Okay, sounds like a nitrogen cycle explanation is in order. Forgive the long-windedness of this, and if I miss something or bits are unclear please ask.

Ammonia, chlorine and chloramine are all chemicals that can be added to drinking water supplies to remove bacteria, and it's good that you're using water conditioner to get rid of them before you put the water in the tank. The problem is that it doesn't end here. Fish constantly produce ammonia. It results from their respiration, their excretion, and any uneaten food or plant leaves that rot in the tank. Ammonia is extremely toxic to fish, and starts to get dangerous at fractions of one part per million. If nobody told you about this, you were very lucky not to lose fish on startup of your tank - many of the members on this forum, including myself, came here when a pet store neglected to mention the nitrogen cycle to us and our fish were poisoned by ammonia.

You'll often hear people referring to a 'cycled' tank - this is one where there is never any ammonia or nitrite due to bacterial action. In a 'mature' or 'cycled' tank, you need two species of bacteria growing. They both live in the filtration media. One of them converts ammonia into nitrite, and the other converts nitrite into nitrate. Nitrite is also toxic, but nitrate is not.

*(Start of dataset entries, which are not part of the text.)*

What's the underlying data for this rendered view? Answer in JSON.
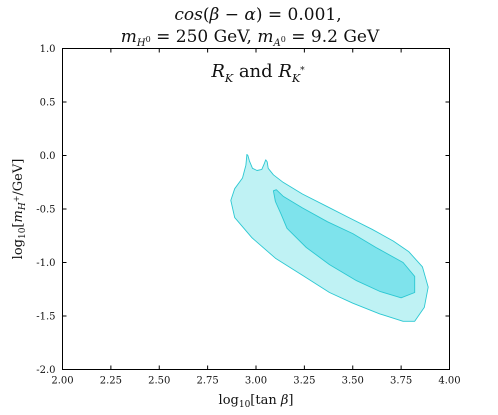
{
  "chart_data": {
    "type": "area",
    "title_lines": [
      "cos(β − α) = 0.001,",
      "m_{H⁰} = 250 GeV,  m_{A⁰} = 9.2 GeV"
    ],
    "annotation": "R_K and R_{K*}",
    "xlabel": "log₁₀[tan β]",
    "ylabel": "log₁₀[m_{H⁺}/GeV]",
    "xlim": [
      2.0,
      4.0
    ],
    "ylim": [
      -2.0,
      1.0
    ],
    "xticks": [
      "2.00",
      "2.25",
      "2.50",
      "2.75",
      "3.00",
      "3.25",
      "3.50",
      "3.75",
      "4.00"
    ],
    "yticks": [
      "1.0",
      "0.5",
      "0.0",
      "-0.5",
      "-1.0",
      "-1.5",
      "-2.0"
    ],
    "grid": false,
    "series": [
      {
        "fill": "#bff2f4",
        "stroke": "#2cc8d2",
        "points": [
          [
            2.953,
            0.01
          ],
          [
            2.958,
            0.0
          ],
          [
            2.966,
            -0.05
          ],
          [
            2.982,
            -0.12
          ],
          [
            3.005,
            -0.14
          ],
          [
            3.03,
            -0.13
          ],
          [
            3.042,
            -0.08
          ],
          [
            3.05,
            -0.04
          ],
          [
            3.058,
            -0.06
          ],
          [
            3.063,
            -0.12
          ],
          [
            3.09,
            -0.18
          ],
          [
            3.14,
            -0.25
          ],
          [
            3.24,
            -0.36
          ],
          [
            3.36,
            -0.47
          ],
          [
            3.48,
            -0.58
          ],
          [
            3.6,
            -0.69
          ],
          [
            3.71,
            -0.8
          ],
          [
            3.79,
            -0.9
          ],
          [
            3.86,
            -1.04
          ],
          [
            3.89,
            -1.23
          ],
          [
            3.87,
            -1.42
          ],
          [
            3.82,
            -1.55
          ],
          [
            3.76,
            -1.55
          ],
          [
            3.64,
            -1.48
          ],
          [
            3.5,
            -1.38
          ],
          [
            3.38,
            -1.28
          ],
          [
            3.24,
            -1.12
          ],
          [
            3.1,
            -0.96
          ],
          [
            2.98,
            -0.77
          ],
          [
            2.89,
            -0.58
          ],
          [
            2.87,
            -0.42
          ],
          [
            2.89,
            -0.31
          ],
          [
            2.93,
            -0.21
          ],
          [
            2.948,
            -0.09
          ]
        ]
      },
      {
        "fill": "#7ee3ec",
        "stroke": "#2cc8d2",
        "points": [
          [
            3.09,
            -0.33
          ],
          [
            3.105,
            -0.32
          ],
          [
            3.14,
            -0.38
          ],
          [
            3.24,
            -0.49
          ],
          [
            3.37,
            -0.62
          ],
          [
            3.5,
            -0.73
          ],
          [
            3.62,
            -0.86
          ],
          [
            3.76,
            -1.0
          ],
          [
            3.82,
            -1.13
          ],
          [
            3.82,
            -1.28
          ],
          [
            3.75,
            -1.33
          ],
          [
            3.64,
            -1.27
          ],
          [
            3.52,
            -1.17
          ],
          [
            3.38,
            -1.02
          ],
          [
            3.26,
            -0.86
          ],
          [
            3.16,
            -0.68
          ],
          [
            3.13,
            -0.55
          ],
          [
            3.1,
            -0.43
          ]
        ]
      }
    ]
  }
}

It sounds like the people at the pet store don't really understand the nitrogen cycle - this is not uncommon. The fact that there is nitrite in your tank means that it isn't fully cycled, as a healthy cycled tank should have ammonia and nitrite reading zero at all times. The reading is very low, so this isn't a disaster especially since all the fish are healthy. It just means you need to keep a close eye on the tank, and probably do more water changes than usual - 2 x 50% changes a week for the next two weeks should be okay.

If there were no bacteria in the tank at all, the fish would all be dying, so there is obviously a considerable colony present, it just needs to get a bit bigger. Water changes and time will do that.

The only thing is that when you set up your new tank, it will not be 'cycled'. So if you put fish in it straight away, they will end up being poisoned by their own waste, as unfortunately happens quite often. It's called 'new tank syndrome' and it's very common, we average two threads a day on this forum from people who have stocked an un-cycled tank and don't understand why their fish are all sick.

Since you already have an established tank that is well on the way to being cycled, the easiest thing would probably be to move some of the filter media from your old tank into your new one when you set it up, then add fish slowly, one or two per week to allow the bacterial colony to slowly adjust. We can talk you through that. An ammonia test kit would probably be a smart investment though, especially if you do want to set up a second tank.
How big is the tank you've got your eye on?
 
So I've got a ammonia testing kit on the shopping list for today and will be my first purchase. My levels are less than 0.1 for nirite and under 5 for nirate this morning. So i'm happy with those. All 5 fry have been spotted at feeding time and I think they are just over 10mm now, fingers crossed.

I'm looking at a choice bewteen three tanks, the first one is Fluvals Osaka 260 holding 260ltrs (56 gallons), it has an open top to the tank is that o.k?, it looks very stylist but is there such a thing as too big?

The second is fluvals' Vicenza 180 bow front which holds 151ltrs and lastly Rena's aqualife 200 which states 248ltrs total volume and 185 useful volume I'm not 100% sure what that refers to but I'll try and find out today.

If there is any recommendations for a tank then I'd love to see them.

I know that they is no definate time to 'cycle' a new tank but do you know approximetly?

If I were to place some of my cermaic filter media from my small bioube into the new tank could I return it once the second tank is 'cycled' as it is not suitable for catfish or loach due it is sharpe edges. what about using the water that I am removing can I add that? or will it be to dirty as it has little pieces of food and plants.

I'm going to do a bit of reading now to get a better understand of how to set up a new tank as i'm not keen on the idea of losing fish when it can be avoided, sounds like I've been extremely lucky so far.